Wednesday 10 November 2010

The as yet unpaved publication pathway...

It has been a while since we had a whiteboard post, so I thought it was high time we had one! This delightful picture is the result of trying to explain the "Publication Pathway" - Susan's term for making our content available - to a new member of staff at the Library...

Nothing too startling here really - take some disparate sources of metadata, add a sprinkling of auto-gen'd metadata (using the marvelous FITS and the equally marvelous tools it wraps), migrate the arcane input formats to something useful, normalise and publish! (I'm thinking I might get "Normalise and Publish!" printed on a t-shirt! :-))

The blue box CollectionBuilder is what does most of the work - constructs an in memory tree of "components" from the EAD, tags the items onto the right shelfmarks, augments the items with additional metadata, and writes the whole lot out in a tidy directory structure that even includes a foxml file with DC, PREMIS and RDF data streams (the RDF is used to maintain the hierarchical relationships in the EAD). That all sounds a lot neater than it currently is, but, like all computer software, it is a work in progress that works, rather than a perfect end result! :-)

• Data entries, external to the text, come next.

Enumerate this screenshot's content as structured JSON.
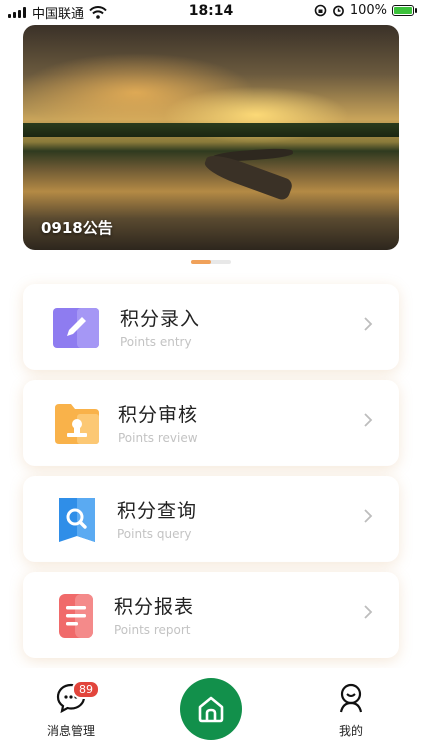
{
  "status_bar": {
    "carrier": "中国联通",
    "time": "18:14",
    "battery_percent": "100%"
  },
  "banner": {
    "title": "0918公告",
    "pages": 2,
    "active_page": 1
  },
  "menu": [
    {
      "title": "积分录入",
      "subtitle": "Points entry",
      "icon": "pencil-icon",
      "color": "#8e7cf0"
    },
    {
      "title": "积分审核",
      "subtitle": "Points review",
      "icon": "folder-stamp-icon",
      "color": "#f9b24a"
    },
    {
      "title": "积分查询",
      "subtitle": "Points query",
      "icon": "search-icon",
      "color": "#2f8ee8"
    },
    {
      "title": "积分报表",
      "subtitle": "Points report",
      "icon": "report-icon",
      "color": "#f06a6a"
    }
  ],
  "tab_bar": {
    "messages": {
      "label": "消息管理",
      "badge": "89"
    },
    "home": {
      "icon": "home-icon",
      "color": "#12904b"
    },
    "me": {
      "label": "我的"
    }
  }
}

After that, we (will, it aint quite there yet) push the metadata parts into the Web interface and from there index it and present to our lovely readers!

Hooray!

The four boxes at the bottom are the "vhysical" layout - its a new word I made up to describe what is essentially a physical (machine) architecture, but is in fact a bunch of virtual machines... 

For the really attentive among you, this shot is of the whiteboard in its new home on the 2nd floor of Osney One, where Renhart and I have moved following a fairly major building renovation. Clearly we were too naughty to remain with the archivists! ;-)

3 comments:

Seth said...

What RDF ontology/terms are you using? I recently migrated our electronic records data into a Sesame RDF repository to play with. I am mostly using a combination of Nepomuk's NIE & NFO ontologies with Dublin Core although I create my own archival terms ontology/namespace for "Accession" and "Collection" classes.

pixelatedpete said...

Hey Seth!

As the RDF is (at present) solely to record the hierarchical relationship between the collection, series, sub(-sub, etc)-series & items I just use Fedora Commons' RELS-EXT ontology [http://www.fedora.info/definitions/1/0/fedora-relsext-ontology.rdfs}] "isPartOf" and "isPart" - draws a pretty crazy graph I can tell ye!

All the descriptive stuff is plain old XML...

If EAD & RDF float your boat you may be interested in the LOCAH project [http://blogs.ukoln.ac.uk/locah/] if you are not already!

Pete

Seth said...

I hadn't come across the LOCAH project before. Thanks for that pointer!